Above DRBD node 1, limited at 10Mbps. Below DRBD node 2, unlimited

When setting the DRBD "test-disk" down on node 1, the speed of node 2 became unlimited again.

After "drbdadm down test-disk."

Interesting to see it balances the reads on both nodes.

What if a node gets panicked during writes?

Let's reset DRBD node two while writing at full speed.

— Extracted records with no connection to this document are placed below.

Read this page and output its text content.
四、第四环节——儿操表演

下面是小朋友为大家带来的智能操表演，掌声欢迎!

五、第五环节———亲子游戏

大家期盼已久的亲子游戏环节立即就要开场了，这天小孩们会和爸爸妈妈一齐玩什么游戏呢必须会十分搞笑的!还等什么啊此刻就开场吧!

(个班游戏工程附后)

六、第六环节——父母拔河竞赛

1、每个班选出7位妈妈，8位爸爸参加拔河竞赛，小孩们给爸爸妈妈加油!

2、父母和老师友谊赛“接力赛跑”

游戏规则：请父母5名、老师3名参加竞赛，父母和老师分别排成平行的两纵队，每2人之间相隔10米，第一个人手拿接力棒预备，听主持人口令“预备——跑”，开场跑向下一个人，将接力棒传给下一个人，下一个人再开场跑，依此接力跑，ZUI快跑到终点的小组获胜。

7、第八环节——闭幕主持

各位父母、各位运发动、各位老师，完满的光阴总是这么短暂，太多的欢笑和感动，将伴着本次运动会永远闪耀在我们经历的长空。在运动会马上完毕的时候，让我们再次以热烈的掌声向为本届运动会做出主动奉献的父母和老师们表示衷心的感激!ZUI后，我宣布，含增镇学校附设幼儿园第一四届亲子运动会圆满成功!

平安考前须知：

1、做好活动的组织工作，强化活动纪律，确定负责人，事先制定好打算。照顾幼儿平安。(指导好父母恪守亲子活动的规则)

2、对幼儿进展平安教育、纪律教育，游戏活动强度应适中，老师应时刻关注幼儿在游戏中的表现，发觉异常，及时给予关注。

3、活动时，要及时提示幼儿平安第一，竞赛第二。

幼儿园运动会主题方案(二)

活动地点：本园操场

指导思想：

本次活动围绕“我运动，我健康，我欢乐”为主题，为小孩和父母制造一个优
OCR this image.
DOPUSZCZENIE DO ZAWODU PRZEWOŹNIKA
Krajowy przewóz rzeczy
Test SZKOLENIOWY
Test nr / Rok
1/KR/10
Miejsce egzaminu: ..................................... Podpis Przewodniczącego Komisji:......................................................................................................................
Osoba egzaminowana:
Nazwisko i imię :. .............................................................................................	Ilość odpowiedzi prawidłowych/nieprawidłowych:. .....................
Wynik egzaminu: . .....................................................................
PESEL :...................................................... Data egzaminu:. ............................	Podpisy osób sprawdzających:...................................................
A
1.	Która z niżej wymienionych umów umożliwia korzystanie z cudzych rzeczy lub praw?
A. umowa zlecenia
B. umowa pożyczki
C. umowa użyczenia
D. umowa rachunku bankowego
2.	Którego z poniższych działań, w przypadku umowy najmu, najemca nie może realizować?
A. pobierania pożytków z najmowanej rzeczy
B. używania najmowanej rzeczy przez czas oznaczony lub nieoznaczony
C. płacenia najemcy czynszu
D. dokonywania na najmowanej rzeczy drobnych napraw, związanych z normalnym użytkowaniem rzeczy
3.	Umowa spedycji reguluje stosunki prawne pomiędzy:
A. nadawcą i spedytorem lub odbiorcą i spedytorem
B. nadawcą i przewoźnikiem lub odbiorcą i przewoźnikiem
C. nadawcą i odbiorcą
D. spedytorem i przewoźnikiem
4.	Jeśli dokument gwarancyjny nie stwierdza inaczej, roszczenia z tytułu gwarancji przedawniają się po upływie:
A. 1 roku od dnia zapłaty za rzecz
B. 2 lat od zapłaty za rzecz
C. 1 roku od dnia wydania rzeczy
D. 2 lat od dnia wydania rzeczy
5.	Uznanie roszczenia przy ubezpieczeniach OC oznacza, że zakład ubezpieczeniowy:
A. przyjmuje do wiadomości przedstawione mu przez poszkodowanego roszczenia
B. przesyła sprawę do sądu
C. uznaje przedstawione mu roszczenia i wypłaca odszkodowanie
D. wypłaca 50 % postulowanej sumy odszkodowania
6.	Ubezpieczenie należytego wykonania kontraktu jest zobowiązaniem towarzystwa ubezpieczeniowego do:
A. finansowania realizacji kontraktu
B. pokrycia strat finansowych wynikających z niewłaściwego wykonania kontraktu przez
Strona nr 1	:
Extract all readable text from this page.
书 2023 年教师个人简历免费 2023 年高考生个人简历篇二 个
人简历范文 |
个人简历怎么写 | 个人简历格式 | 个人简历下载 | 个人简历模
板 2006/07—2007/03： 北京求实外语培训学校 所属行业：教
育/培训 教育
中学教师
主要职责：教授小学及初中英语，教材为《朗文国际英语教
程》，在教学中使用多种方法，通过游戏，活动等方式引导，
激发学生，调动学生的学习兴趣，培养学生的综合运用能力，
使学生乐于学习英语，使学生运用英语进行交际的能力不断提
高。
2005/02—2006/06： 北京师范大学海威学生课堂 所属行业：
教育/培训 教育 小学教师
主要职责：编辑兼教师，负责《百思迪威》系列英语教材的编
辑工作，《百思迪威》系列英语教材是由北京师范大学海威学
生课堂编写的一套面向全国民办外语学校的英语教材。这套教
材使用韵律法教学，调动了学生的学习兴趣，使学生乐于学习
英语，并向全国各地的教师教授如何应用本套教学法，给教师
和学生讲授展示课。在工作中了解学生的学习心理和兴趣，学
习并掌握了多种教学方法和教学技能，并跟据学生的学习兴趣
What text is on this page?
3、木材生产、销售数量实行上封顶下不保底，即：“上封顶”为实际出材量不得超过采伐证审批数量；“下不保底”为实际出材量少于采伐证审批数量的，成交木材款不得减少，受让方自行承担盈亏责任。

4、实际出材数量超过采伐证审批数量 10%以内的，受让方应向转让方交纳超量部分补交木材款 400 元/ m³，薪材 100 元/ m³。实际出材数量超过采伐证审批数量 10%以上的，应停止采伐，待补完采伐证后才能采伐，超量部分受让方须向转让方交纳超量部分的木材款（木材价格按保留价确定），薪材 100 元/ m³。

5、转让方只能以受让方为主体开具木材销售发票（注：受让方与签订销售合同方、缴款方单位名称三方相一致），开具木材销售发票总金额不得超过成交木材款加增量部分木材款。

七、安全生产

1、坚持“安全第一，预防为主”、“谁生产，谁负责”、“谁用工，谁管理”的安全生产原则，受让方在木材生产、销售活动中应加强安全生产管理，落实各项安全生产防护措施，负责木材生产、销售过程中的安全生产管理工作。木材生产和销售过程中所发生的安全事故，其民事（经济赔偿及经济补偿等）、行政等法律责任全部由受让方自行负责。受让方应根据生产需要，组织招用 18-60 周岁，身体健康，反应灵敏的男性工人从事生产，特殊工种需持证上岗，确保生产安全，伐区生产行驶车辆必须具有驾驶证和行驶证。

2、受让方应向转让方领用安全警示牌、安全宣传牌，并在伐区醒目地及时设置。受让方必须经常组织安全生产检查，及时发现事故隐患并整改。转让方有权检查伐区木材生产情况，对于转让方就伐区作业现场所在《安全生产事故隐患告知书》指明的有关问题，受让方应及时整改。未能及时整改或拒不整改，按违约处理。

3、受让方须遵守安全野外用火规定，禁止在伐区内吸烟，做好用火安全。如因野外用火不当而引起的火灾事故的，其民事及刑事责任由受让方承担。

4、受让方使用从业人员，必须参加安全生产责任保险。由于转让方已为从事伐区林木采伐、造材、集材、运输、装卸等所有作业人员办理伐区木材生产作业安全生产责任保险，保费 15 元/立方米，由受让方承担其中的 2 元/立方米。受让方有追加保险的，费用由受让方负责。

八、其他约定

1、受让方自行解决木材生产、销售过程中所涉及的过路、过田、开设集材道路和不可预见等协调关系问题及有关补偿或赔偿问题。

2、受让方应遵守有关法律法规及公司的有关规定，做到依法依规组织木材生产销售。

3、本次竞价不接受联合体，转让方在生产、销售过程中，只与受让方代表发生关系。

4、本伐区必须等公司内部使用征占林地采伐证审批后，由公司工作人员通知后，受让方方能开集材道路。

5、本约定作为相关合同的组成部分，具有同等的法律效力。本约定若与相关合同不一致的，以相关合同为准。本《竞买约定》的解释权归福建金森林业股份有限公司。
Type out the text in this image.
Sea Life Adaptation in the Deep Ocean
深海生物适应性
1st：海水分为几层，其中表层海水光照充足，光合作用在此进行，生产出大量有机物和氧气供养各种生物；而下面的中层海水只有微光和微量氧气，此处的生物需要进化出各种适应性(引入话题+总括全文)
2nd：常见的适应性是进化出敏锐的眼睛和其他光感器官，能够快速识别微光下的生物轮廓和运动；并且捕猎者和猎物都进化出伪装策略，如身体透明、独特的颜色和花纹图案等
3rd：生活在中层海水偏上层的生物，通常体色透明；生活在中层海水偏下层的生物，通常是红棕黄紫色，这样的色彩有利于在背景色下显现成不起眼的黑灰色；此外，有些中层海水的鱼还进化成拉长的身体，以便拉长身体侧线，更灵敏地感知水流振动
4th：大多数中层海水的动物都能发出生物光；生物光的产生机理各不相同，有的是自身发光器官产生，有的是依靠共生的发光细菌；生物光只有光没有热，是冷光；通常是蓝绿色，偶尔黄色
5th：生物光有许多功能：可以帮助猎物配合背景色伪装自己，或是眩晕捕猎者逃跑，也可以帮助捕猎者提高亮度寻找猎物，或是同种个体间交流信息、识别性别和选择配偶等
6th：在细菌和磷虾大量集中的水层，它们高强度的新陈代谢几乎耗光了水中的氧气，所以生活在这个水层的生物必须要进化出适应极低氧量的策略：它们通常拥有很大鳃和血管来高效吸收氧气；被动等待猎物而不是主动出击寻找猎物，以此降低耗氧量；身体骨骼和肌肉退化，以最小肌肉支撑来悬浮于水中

root@drbd2:~# packet_write_wait: Connection to 192.168.178.103 port 22: Broken pipe
root@DESKTOP-2RFLM66:~# ssh 192.168.178.103
Last login: Mon Feb 28 14:32:18 2022 from 192.168.178.47
root@drbd2:~# drbdadm status
# No currently configured DRBD found.
root@drbd2:~# drbdadm adjust all
Marked additional 4948 MB as out-of-sync based on AL.
root@drbd2:~# drbdadm status
test-disk role:Secondary
  disk:Inconsistent
  drbd1 role:Secondary
    replication:SyncTarget peer-disk:UpToDate done:0.21
  drbd3 role:Primary
    peer-disk:Diskless resync-suspended:dependency
Reset node two

Besides a short hiccup, we don't notice anything after DRBD declares node two unavailable.

Conclusion

DRBD has shown to be very stable. Rebooting or resetting DRBD nodes will result in a short hiccup but will continue to work just fine. I couldn't yet figure out why limiting one node its network bandwidth results in both nodes being limited in read-speed, and I'd like to see that being balanced based on the congestion of the network. In the next DRBD post, I hope to look at LINSTOR.